At one point, my daughter asked me why I cared so much because I wasn’t even happy anyways.  Wow – her words felt profound and I saw the consequences of my mindset through her eyes. Why was I mourning a self-identity that I didn’t even enjoy?

 

I knew I had to do something. Something different, something new. The decision to invest in myself and my own happiness was the most important decision I ever made. Turning the mirror inward and connecting with the real me was not easy – but worth it infinitely over. How would I ever know if I was happy unless I created my own definition of happiness? How would I ever know I was successful if I depended on other people to tell me and not my own sense of self-worth?


For all that I tried to control, I never really had the belief that I was in charge. I was a victim of my life’s circumstances, not that my life was the result of my intentional actions. The identity of fear and failure that I operated under every day – I had, at some point, far outgrown and surpassed.


But I had continued to operate under those beliefs. The “success” markers I strove towards were based on my perception of someone else’s definition, not my own. I could never feel like ‘I made it’ if I didn’t know where I was going.


My process of self-reflection and nourishment began with a coach and a serious commitment to self-reflect. I learned the importance of being aware of my body and feelings, not just pushing them down to “deal with them later”, especially if “later” never came.
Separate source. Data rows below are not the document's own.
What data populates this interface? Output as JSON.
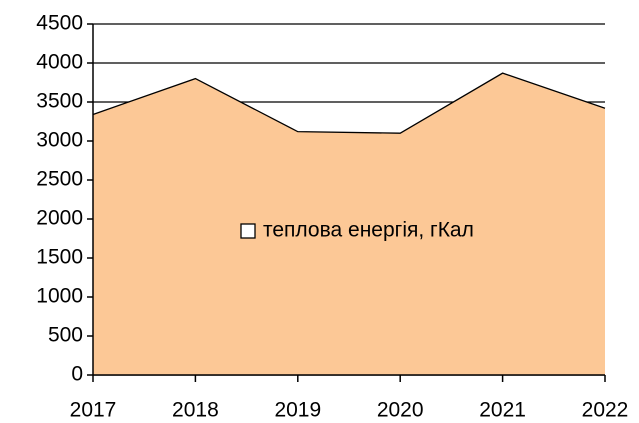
{
  "chart_data": {
    "type": "area",
    "categories": [
      "2017",
      "2018",
      "2019",
      "2020",
      "2021",
      "2022"
    ],
    "series": [
      {
        "name": "теплова енергія, гКал",
        "color": "#fcc896",
        "values": [
          3340,
          3800,
          3120,
          3100,
          3870,
          3420
        ]
      }
    ],
    "ylim": [
      0,
      4500
    ],
    "yticks": [
      0,
      500,
      1000,
      1500,
      2000,
      2500,
      3000,
      3500,
      4000,
      4500
    ],
    "grid": true
  }
}
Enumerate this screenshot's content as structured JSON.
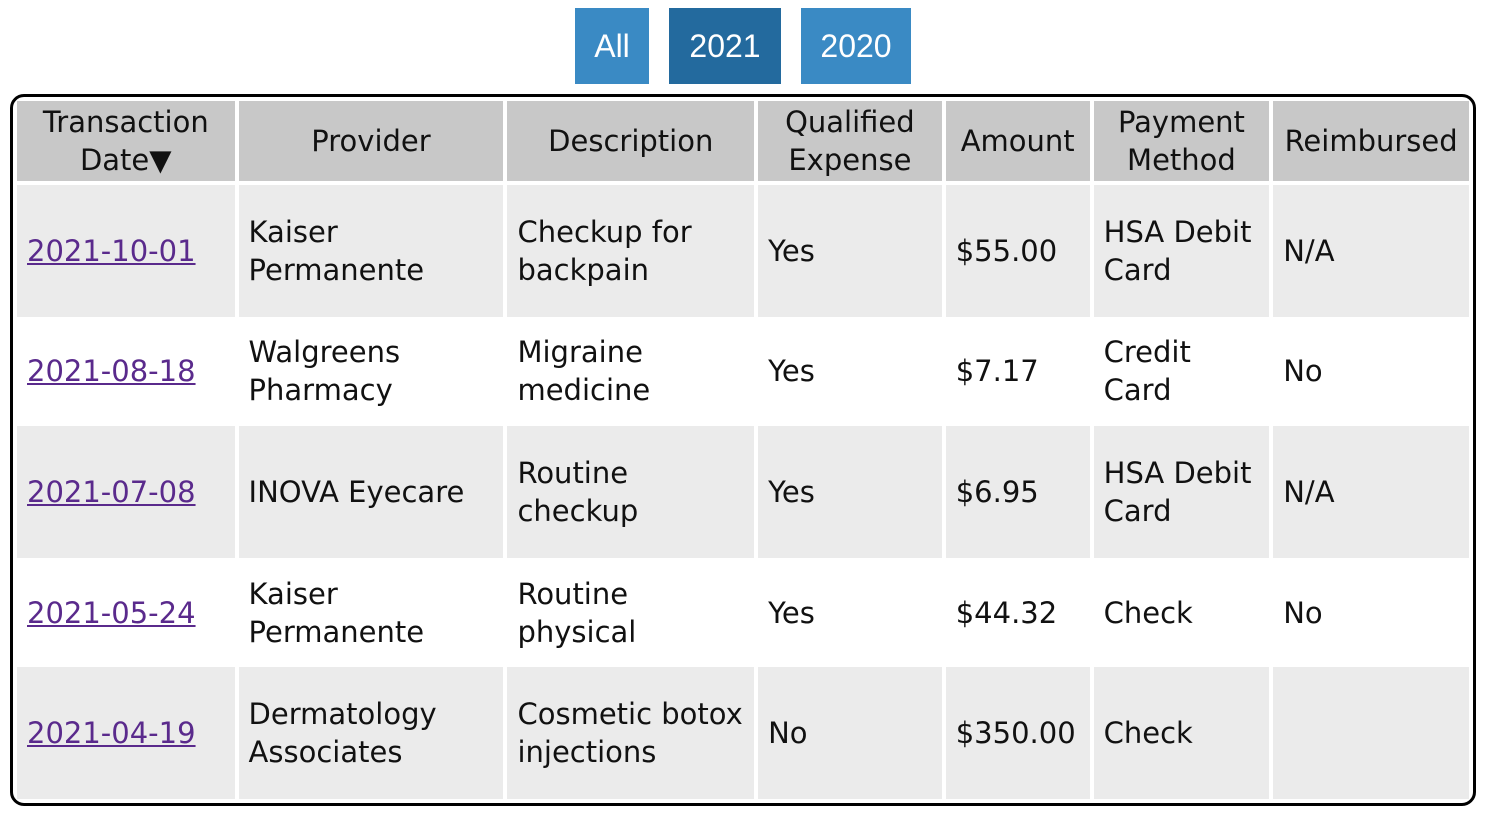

I learned to accept me for me and love me for me. I learned to find intention in the things I did – an intention that was to honor myself. The more I nourished myself, the more I had to give to others. Self-care wasn’t selfish, it was the most selfless thing I could do!
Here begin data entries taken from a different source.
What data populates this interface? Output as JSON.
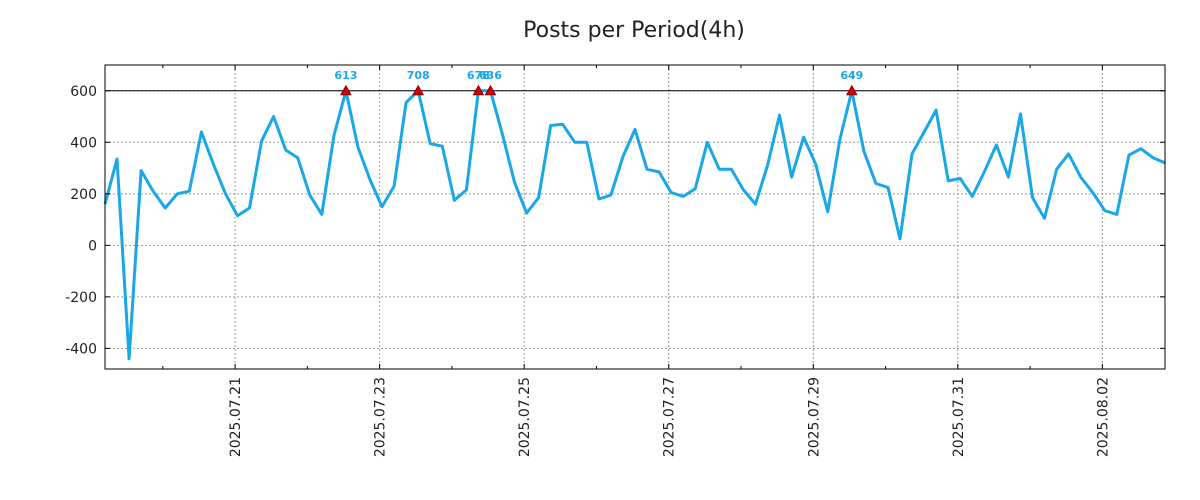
{
  "chart_data": {
    "type": "line",
    "title": "Posts per Period(4h)",
    "xlabel": "",
    "ylabel": "",
    "ylim": [
      -480,
      700
    ],
    "yticks": [
      -400,
      -200,
      0,
      200,
      400,
      600
    ],
    "ytick_labels": [
      "-400",
      "-200",
      "0",
      "200",
      "400",
      "600"
    ],
    "xlim": [
      0,
      88
    ],
    "xticks": [
      10.8,
      22.8,
      34.8,
      46.8,
      58.8,
      70.8,
      82.8
    ],
    "xtick_labels": [
      "2025.07.21",
      "2025.07.23",
      "2025.07.25",
      "2025.07.27",
      "2025.07.29",
      "2025.07.31",
      "2025.08.02"
    ],
    "minor_xticks": [
      4.8,
      16.8,
      28.8,
      40.8,
      52.8,
      64.8,
      76.8
    ],
    "threshold": 600,
    "grid": true,
    "series": [
      {
        "name": "posts",
        "color": "#1aa7e8",
        "x": [
          0,
          1,
          2,
          3,
          4,
          5,
          6,
          7,
          8,
          9,
          10,
          11,
          12,
          13,
          14,
          15,
          16,
          17,
          18,
          19,
          20,
          21,
          22,
          23,
          24,
          25,
          26,
          27,
          28,
          29,
          30,
          31,
          32,
          33,
          34,
          35,
          36,
          37,
          38,
          39,
          40,
          41,
          42,
          43,
          44,
          45,
          46,
          47,
          48,
          49,
          50,
          51,
          52,
          53,
          54,
          55,
          56,
          57,
          58,
          59,
          60,
          61,
          62,
          63,
          64,
          65,
          66,
          67,
          68,
          69,
          70,
          71,
          72,
          73,
          74,
          75,
          76,
          77,
          78,
          79,
          80,
          81,
          82,
          83,
          84,
          85,
          86,
          87,
          88
        ],
        "values": [
          160,
          335,
          -440,
          290,
          210,
          145,
          200,
          210,
          440,
          315,
          200,
          115,
          145,
          405,
          500,
          370,
          340,
          195,
          120,
          425,
          600,
          380,
          255,
          150,
          230,
          555,
          600,
          395,
          385,
          175,
          215,
          600,
          600,
          430,
          245,
          125,
          185,
          465,
          470,
          400,
          400,
          180,
          195,
          345,
          450,
          295,
          285,
          205,
          190,
          220,
          400,
          295,
          295,
          215,
          160,
          310,
          505,
          265,
          420,
          315,
          130,
          410,
          600,
          365,
          240,
          225,
          25,
          355,
          440,
          525,
          250,
          260,
          190,
          285,
          390,
          265,
          510,
          185,
          105,
          295,
          355,
          265,
          205,
          135,
          120,
          350,
          375,
          340,
          320
        ]
      }
    ],
    "peaks": [
      {
        "x": 20,
        "label": "613"
      },
      {
        "x": 26,
        "label": "708"
      },
      {
        "x": 31,
        "label": "678"
      },
      {
        "x": 32,
        "label": "636"
      },
      {
        "x": 62,
        "label": "649"
      }
    ],
    "colors": {
      "line": "#1aa7e8",
      "peak_marker": "#d40000",
      "peak_label": "#1aa7e8",
      "threshold": "#000000",
      "grid": "#9a9a9a",
      "axis": "#000000"
    }
  }
}
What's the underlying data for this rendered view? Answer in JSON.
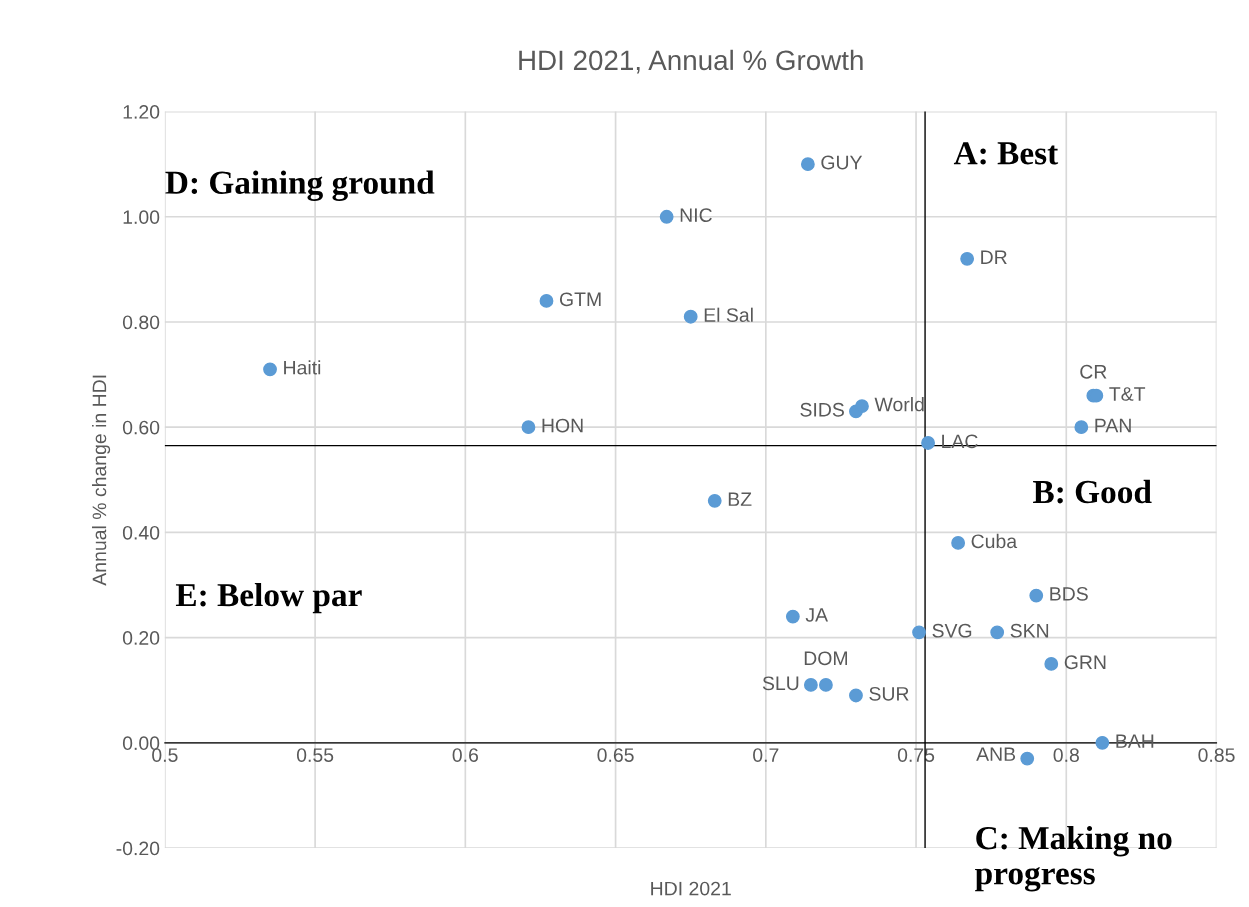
{
  "chart_data": {
    "type": "scatter",
    "title": "HDI 2021, Annual % Growth",
    "xlabel": "HDI 2021",
    "ylabel": "Annual % change in HDI",
    "x": [
      0.535,
      0.621,
      0.627,
      0.667,
      0.675,
      0.714,
      0.683,
      0.767,
      0.73,
      0.732,
      0.754,
      0.809,
      0.81,
      0.805,
      0.764,
      0.79,
      0.777,
      0.751,
      0.709,
      0.795,
      0.72,
      0.715,
      0.73,
      0.787,
      0.812
    ],
    "series": [
      {
        "color": "#5b9bd5",
        "values": [
          0.71,
          0.6,
          0.84,
          1.0,
          0.81,
          1.1,
          0.46,
          0.92,
          0.63,
          0.64,
          0.57,
          0.66,
          0.66,
          0.6,
          0.38,
          0.28,
          0.21,
          0.21,
          0.24,
          0.15,
          0.11,
          0.11,
          0.09,
          -0.03,
          0.0
        ]
      }
    ],
    "annotations": [
      {
        "text": "Haiti",
        "x": 0.535,
        "y": 0.71
      },
      {
        "text": "HON",
        "x": 0.621,
        "y": 0.6
      },
      {
        "text": "GTM",
        "x": 0.627,
        "y": 0.84
      },
      {
        "text": "NIC",
        "x": 0.667,
        "y": 1.0
      },
      {
        "text": "El Sal",
        "x": 0.675,
        "y": 0.81
      },
      {
        "text": "GUY",
        "x": 0.714,
        "y": 1.1
      },
      {
        "text": "BZ",
        "x": 0.683,
        "y": 0.46
      },
      {
        "text": "DR",
        "x": 0.767,
        "y": 0.92
      },
      {
        "text": "SIDS",
        "x": 0.73,
        "y": 0.63
      },
      {
        "text": "World",
        "x": 0.732,
        "y": 0.64
      },
      {
        "text": "LAC",
        "x": 0.754,
        "y": 0.57
      },
      {
        "text": "CR",
        "x": 0.809,
        "y": 0.66
      },
      {
        "text": "T&T",
        "x": 0.81,
        "y": 0.66
      },
      {
        "text": "PAN",
        "x": 0.805,
        "y": 0.6
      },
      {
        "text": "Cuba",
        "x": 0.764,
        "y": 0.38
      },
      {
        "text": "BDS",
        "x": 0.79,
        "y": 0.28
      },
      {
        "text": "SKN",
        "x": 0.777,
        "y": 0.21
      },
      {
        "text": "SVG",
        "x": 0.751,
        "y": 0.21
      },
      {
        "text": "JA",
        "x": 0.709,
        "y": 0.24
      },
      {
        "text": "GRN",
        "x": 0.795,
        "y": 0.15
      },
      {
        "text": "DOM",
        "x": 0.72,
        "y": 0.11
      },
      {
        "text": "SLU",
        "x": 0.715,
        "y": 0.11
      },
      {
        "text": "SUR",
        "x": 0.73,
        "y": 0.09
      },
      {
        "text": "ANB",
        "x": 0.787,
        "y": -0.03
      },
      {
        "text": "BAH",
        "x": 0.812,
        "y": 0.0
      },
      "A: Best",
      "B: Good",
      "C: Making no progress",
      "D: Gaining ground",
      "E: Below par"
    ],
    "ref_lines": [
      {
        "axis": "x",
        "value": 0.753,
        "color": "#000000"
      },
      {
        "axis": "y",
        "value": 0.565,
        "color": "#000000"
      }
    ],
    "xlim": [
      0.5,
      0.85
    ],
    "xticks": [
      0.5,
      0.55,
      0.6,
      0.65,
      0.7,
      0.75,
      0.8,
      0.85
    ],
    "ylim": [
      -0.2,
      1.2
    ],
    "yticks": [
      {
        "value": -0.2,
        "label": "-0.20"
      },
      {
        "value": 0,
        "label": "0.00"
      },
      {
        "value": 0.2,
        "label": "0.20"
      },
      {
        "value": 0.4,
        "label": "0.40"
      },
      {
        "value": 0.6,
        "label": "0.60"
      },
      {
        "value": 0.8,
        "label": "0.80"
      },
      {
        "value": 1.0,
        "label": "1.00"
      },
      {
        "value": 1.2,
        "label": "1.20"
      }
    ],
    "grid": true,
    "marker": "circle",
    "legend": false
  }
}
I realized that I, Mikaela, as an individual person with my own needs, wants and desires DOES matter. I had been defining my worth by what others thought and that thing that I had been missing – that capacity for happiness had always been within me.


I am deserving. I am enough. I am capable.


I am successful. I am strong. I am resilient.


Who I am now is exactly who I was meant to be. And I am so grateful for that.